Indian observers fear that Sri Lanka’s reluctance to allow basing facilities for PLA Navy warships and submarines immediately will lead Beijing to consider Gwadar, Maldives,Chittagong (Bangladesh) or Kyaukphu (Myanmar) as alternative options. For New Delhi, China’s growing maritime involvement with these states indicates a tightening strategic hold over the South Asian rim, a traditional Indian sphere of geo-political influence.
The cautious atmosphere has been trumped up by the recent Chinese submarine encounters in the IOR-that have arguably created a few ripples in the geopolitical context. According to Prof. Shen Dingli at Fudan University, “it is wrong for us to believe that we have no right to set up bases abroad”. He argues that China needs not only a blue-water navy but also overseas military bases to cut the supply cost .
The One Belt one Road Initiative (known commonly as OBOR) was a construct of the scholar – Wang Jisi’s strategic thinking, to have a significant Chinese footprint in Eurasia, especially to recalibrate the existing world order. The OBOR is the “project of the century”, according to President Xi Jinping. This trillion-dollar initiative aims to integrate Eurasia through the development of infrastructure. It is unquestionably the most ambitious project ever launched in recent times, which seeks to revisit and resurrect the Ming dynasty’s – admiral Zheng He’s – global legacy.

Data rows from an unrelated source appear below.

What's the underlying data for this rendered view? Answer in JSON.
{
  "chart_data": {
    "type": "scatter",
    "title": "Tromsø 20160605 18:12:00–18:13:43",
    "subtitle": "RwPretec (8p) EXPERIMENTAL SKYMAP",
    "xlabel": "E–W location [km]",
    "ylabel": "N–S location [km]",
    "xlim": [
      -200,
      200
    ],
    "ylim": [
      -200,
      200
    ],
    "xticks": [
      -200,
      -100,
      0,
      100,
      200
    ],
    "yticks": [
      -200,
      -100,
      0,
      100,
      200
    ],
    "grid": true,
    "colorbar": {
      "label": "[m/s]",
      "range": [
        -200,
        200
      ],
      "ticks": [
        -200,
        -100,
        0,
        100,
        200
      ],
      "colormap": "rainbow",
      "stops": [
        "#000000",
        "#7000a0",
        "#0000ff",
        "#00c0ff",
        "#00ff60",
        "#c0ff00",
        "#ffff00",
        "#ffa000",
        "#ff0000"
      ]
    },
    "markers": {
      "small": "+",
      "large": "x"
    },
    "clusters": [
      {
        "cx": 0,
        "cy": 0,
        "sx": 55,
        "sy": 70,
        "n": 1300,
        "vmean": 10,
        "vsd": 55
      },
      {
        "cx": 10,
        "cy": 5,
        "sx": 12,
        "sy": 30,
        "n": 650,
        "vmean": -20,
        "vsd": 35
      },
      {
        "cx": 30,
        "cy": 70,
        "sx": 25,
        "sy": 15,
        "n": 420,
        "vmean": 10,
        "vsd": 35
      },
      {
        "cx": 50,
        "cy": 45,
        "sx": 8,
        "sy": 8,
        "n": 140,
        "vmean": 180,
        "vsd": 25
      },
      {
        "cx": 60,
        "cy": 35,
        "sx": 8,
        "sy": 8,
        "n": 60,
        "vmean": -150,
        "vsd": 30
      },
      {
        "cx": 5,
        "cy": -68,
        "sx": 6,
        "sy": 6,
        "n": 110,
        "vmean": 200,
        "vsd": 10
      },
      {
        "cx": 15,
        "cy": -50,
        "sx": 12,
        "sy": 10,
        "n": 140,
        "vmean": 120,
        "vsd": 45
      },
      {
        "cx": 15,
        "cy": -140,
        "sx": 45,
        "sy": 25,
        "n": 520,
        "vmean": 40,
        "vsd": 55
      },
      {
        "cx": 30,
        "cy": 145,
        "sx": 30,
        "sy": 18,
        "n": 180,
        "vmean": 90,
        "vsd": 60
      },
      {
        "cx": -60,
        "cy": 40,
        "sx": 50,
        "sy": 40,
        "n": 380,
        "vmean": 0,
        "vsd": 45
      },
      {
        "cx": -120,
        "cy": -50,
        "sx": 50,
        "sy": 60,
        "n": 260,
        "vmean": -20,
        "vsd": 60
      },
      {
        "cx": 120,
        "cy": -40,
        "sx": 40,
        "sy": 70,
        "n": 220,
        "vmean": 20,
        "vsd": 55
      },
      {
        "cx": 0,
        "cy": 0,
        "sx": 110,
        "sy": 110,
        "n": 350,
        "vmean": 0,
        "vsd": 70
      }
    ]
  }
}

Thus, the OBOR, when it comes to fruition, will symbolize what I have been talking about in this section – the twin powers of China’s economic and military strength in the IOR.
Not all nations support China’s OBOR, India recently was absent from the OBOR summit. According to LKY Prof Kanti Bajpai the real reason for india’s absence from the OBOR are quite different and its not the CPEC. It is galling to New Delhi that the entire world is lining up to do business with a rampant China and no one is paying India much attention. Envy apart, there is the strategic worry that China will ‘encircle’ India. That China with an economy five times the size of India, needs the BRI and an encirclement of India to deal with its weak neighbour is unlikely, but clearly this assumption motivates Indian strategic thinking.
India’s SAGAR vision
In 2015, Indian Prime Minister Modi, launched the concept of SAGAR – ‘Security and Growth for All in the Region’.

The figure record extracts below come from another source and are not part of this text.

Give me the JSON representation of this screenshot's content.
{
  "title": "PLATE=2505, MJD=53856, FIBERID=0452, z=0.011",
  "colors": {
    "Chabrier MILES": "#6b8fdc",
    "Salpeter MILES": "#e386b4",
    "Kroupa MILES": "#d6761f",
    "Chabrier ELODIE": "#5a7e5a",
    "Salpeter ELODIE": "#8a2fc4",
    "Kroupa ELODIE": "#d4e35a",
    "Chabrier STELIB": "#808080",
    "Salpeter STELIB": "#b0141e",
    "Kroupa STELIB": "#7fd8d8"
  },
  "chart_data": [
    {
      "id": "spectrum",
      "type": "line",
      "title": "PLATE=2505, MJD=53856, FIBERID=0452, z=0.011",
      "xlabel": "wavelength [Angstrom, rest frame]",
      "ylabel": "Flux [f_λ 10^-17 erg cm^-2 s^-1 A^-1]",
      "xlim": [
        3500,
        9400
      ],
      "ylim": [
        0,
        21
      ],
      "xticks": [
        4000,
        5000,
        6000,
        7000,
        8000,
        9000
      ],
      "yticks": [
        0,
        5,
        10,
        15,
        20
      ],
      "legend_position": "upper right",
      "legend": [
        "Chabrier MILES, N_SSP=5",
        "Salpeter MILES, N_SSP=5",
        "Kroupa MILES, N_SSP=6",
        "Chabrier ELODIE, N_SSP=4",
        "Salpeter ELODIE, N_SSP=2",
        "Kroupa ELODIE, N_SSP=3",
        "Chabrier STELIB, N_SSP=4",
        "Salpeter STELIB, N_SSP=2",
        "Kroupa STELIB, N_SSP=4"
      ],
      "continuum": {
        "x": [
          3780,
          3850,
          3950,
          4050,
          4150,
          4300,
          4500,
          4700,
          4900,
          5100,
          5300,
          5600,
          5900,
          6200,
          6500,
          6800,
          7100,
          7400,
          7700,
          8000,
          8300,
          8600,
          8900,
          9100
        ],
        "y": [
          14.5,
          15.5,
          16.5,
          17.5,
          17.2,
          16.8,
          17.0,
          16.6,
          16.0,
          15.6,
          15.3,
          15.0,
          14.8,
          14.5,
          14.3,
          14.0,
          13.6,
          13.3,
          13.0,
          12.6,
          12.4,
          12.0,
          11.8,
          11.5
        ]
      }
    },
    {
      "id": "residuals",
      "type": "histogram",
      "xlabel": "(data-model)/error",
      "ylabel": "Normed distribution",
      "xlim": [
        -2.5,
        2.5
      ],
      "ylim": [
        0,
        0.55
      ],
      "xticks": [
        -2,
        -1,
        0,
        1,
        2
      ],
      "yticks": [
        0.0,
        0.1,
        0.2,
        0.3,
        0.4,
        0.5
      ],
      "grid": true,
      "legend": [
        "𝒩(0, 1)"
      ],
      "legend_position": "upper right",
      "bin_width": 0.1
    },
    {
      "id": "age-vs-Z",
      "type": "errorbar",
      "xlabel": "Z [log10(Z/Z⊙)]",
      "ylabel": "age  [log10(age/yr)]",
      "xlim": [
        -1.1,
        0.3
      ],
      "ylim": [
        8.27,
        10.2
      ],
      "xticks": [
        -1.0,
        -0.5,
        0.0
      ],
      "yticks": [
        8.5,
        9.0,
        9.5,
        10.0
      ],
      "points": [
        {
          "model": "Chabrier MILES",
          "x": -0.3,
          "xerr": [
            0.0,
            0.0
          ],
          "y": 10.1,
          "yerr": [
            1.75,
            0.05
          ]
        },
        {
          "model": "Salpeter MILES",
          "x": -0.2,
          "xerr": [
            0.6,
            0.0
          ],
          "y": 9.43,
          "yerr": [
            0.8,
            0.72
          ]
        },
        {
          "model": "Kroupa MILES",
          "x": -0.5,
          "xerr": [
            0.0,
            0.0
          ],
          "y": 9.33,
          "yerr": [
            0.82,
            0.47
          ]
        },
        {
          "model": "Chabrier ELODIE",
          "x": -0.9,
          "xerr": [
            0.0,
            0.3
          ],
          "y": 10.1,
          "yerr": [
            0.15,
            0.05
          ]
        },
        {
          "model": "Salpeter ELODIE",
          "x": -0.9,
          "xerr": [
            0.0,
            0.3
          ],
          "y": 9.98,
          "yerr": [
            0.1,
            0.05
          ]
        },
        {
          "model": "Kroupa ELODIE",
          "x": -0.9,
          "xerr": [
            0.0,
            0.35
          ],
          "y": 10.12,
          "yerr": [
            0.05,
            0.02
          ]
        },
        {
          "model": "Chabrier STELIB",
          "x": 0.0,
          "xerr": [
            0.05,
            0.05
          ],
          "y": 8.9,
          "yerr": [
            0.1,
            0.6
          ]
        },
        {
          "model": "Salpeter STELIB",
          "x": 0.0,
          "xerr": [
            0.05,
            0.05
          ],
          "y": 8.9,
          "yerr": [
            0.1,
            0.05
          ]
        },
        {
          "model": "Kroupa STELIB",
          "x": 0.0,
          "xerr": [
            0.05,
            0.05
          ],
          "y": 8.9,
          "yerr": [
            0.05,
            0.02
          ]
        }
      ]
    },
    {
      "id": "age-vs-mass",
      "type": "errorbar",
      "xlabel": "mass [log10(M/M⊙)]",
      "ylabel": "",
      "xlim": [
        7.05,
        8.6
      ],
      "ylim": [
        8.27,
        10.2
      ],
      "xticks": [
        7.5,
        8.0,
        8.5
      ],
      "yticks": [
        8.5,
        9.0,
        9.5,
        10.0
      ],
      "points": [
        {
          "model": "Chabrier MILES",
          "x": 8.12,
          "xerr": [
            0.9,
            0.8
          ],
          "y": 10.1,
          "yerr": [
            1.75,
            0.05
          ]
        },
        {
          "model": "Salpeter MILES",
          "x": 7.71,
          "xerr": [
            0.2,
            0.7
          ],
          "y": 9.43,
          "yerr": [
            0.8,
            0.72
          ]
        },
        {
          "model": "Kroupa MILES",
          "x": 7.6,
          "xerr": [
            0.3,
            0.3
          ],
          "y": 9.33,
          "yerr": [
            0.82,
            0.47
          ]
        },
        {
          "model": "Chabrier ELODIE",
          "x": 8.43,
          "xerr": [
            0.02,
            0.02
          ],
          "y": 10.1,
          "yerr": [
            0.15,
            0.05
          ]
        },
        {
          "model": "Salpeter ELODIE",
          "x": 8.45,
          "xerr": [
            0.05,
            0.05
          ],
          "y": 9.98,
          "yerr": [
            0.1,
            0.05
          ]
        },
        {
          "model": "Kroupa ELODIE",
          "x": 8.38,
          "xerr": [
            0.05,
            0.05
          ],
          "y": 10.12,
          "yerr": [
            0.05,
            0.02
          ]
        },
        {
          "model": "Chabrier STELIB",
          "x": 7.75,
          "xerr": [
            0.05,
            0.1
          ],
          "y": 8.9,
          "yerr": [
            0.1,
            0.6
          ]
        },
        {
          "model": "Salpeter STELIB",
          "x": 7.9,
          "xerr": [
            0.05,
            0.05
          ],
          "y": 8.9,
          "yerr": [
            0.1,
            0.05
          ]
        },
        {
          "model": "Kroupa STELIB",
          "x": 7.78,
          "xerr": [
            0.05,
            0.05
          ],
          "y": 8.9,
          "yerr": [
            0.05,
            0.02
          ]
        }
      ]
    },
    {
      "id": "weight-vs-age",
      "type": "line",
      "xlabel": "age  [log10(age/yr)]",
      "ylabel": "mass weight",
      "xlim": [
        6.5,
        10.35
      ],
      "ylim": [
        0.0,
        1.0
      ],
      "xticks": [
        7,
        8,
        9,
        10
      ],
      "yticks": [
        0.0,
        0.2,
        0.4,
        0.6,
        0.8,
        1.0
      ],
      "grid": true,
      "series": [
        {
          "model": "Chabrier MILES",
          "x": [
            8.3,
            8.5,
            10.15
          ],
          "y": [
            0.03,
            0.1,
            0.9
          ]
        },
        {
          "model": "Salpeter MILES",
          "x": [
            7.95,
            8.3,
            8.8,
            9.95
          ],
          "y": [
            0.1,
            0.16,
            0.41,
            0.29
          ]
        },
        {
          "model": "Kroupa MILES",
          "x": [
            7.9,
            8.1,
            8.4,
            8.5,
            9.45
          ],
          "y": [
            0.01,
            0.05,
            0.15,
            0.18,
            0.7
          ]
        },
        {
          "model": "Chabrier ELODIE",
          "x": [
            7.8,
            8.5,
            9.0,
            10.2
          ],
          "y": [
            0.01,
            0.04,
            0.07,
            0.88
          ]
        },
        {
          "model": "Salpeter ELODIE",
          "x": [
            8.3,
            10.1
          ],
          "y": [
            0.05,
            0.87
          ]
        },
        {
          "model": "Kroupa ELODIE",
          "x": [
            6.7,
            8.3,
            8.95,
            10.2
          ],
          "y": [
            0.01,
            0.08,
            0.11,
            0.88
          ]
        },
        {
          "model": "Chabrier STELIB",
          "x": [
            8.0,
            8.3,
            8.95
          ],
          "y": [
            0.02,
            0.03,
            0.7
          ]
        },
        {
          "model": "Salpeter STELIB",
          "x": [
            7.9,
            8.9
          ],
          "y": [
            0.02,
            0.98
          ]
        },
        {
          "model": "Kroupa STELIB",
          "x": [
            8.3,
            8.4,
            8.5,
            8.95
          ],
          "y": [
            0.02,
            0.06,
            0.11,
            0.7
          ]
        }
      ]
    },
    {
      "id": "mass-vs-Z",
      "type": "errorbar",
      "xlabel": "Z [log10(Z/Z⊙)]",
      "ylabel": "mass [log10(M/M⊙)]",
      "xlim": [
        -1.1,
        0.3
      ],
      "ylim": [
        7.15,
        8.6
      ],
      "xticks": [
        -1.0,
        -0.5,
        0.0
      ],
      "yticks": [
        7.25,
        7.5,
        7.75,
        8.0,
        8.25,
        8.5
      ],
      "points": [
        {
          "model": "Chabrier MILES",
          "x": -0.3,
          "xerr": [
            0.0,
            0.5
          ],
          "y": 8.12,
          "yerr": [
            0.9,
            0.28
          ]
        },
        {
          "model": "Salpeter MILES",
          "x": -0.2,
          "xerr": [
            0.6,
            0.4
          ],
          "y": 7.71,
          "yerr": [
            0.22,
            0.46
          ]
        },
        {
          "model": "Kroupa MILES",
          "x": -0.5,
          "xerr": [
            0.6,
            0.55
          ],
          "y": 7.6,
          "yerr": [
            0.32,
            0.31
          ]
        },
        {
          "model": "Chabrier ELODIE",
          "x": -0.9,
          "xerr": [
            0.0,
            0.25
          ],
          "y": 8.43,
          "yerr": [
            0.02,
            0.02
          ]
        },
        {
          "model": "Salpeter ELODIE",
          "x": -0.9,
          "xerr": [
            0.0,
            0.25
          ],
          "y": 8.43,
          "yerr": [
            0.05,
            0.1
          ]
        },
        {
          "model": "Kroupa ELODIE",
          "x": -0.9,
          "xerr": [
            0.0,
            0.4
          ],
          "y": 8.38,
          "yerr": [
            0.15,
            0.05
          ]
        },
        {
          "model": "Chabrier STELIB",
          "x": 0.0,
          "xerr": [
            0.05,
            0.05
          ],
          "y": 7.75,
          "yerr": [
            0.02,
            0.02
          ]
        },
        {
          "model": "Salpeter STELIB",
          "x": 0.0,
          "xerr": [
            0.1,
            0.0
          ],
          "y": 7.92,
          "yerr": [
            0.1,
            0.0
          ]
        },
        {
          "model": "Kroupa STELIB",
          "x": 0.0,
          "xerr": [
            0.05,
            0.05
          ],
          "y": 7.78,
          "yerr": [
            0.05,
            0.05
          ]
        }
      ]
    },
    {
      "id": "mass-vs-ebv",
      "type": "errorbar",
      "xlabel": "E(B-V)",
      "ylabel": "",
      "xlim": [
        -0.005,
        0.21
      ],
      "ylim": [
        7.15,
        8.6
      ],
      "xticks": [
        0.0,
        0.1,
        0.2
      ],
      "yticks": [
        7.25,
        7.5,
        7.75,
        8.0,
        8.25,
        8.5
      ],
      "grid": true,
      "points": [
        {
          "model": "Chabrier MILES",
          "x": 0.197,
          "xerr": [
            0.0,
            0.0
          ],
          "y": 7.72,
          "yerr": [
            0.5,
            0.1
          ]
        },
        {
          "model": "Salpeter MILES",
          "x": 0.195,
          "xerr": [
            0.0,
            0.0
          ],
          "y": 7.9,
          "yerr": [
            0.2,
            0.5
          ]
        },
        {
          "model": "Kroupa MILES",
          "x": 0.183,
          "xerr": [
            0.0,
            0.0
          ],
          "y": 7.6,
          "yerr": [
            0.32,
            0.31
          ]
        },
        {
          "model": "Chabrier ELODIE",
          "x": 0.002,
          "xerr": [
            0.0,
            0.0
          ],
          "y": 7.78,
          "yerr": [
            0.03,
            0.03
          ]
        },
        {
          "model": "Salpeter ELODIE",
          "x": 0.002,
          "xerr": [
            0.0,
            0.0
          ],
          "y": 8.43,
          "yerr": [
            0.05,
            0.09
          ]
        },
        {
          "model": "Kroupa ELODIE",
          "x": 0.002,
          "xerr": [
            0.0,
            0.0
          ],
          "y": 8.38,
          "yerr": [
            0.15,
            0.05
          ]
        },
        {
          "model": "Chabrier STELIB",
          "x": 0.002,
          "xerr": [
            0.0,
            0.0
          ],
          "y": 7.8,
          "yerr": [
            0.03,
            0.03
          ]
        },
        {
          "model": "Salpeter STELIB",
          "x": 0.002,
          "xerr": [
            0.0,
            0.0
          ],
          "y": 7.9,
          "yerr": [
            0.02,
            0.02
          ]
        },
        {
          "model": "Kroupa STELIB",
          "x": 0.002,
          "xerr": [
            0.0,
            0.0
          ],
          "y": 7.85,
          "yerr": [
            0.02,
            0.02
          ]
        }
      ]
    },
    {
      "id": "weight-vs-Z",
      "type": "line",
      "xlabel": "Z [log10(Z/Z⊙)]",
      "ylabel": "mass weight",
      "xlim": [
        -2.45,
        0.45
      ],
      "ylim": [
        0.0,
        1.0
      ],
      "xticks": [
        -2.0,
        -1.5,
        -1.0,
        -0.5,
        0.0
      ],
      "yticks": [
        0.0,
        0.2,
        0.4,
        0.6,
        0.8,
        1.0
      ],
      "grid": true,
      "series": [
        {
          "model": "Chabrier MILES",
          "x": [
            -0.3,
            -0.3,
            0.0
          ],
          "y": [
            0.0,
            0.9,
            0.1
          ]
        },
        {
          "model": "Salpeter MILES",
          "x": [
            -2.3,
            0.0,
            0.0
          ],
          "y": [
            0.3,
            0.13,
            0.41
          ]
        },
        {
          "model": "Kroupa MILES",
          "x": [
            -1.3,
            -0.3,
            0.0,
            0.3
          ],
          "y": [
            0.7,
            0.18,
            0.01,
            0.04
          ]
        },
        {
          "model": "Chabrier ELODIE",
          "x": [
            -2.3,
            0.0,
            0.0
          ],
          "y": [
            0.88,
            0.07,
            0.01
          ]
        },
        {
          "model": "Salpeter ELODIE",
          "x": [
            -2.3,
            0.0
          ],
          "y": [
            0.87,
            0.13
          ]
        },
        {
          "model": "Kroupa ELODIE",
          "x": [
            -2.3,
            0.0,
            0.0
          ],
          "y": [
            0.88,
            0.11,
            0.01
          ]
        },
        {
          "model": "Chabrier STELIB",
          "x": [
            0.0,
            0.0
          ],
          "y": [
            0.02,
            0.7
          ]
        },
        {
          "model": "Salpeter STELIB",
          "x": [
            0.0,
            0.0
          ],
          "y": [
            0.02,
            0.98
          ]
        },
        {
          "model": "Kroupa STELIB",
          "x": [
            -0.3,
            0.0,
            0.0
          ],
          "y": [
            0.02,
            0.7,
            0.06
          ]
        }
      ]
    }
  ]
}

According to Indian Foreign Minister Ms. Swaraj, “the principles enshrined in SAGAR provide us with a coherent framework to address some of the challenges relating to economic revival, connectivity, security, culture and identity, and India’s own evolving approach to these issues. The challenge before us is to ensure intra-ocean trade and investment, and the sustainable harnessing of the wealth of the seas, including food, medicines and clean energy”.
The SAGAR vision has also laid out the objective of integrated maritime security coordination between India, Sri Lanka, the Maldives, the Seychelles and Mauritius; building on the 2011 trilateral India-Sri Lanka-Maldives arrangement. While India’s strive to create a collaborative role with regional countries is a positive sign, its additional policy of keeping the extra-regional powers at bay in the IOR, will only be to its own detriment.
This illustrates the strategic thinking of modern India, in its determination to rid the subcontinent of residual colonial influence and exclude other powers from the entire South Asian region. It is further explained by the Indian scholar Bhabani Sen Gupta, that this is an underlying theme in Indian strategic thinking, where the presence of outside powers in India’s neighbourhood is considered illegitimate. Thus, India’s aspiration is for its neighbours to solely rely upon it as a regional hegemon and security provider. Furthermore, the scholar K. Subrahmanyam, stated that leadership in the Indian Ocean is part of India’s “manifest destiny”.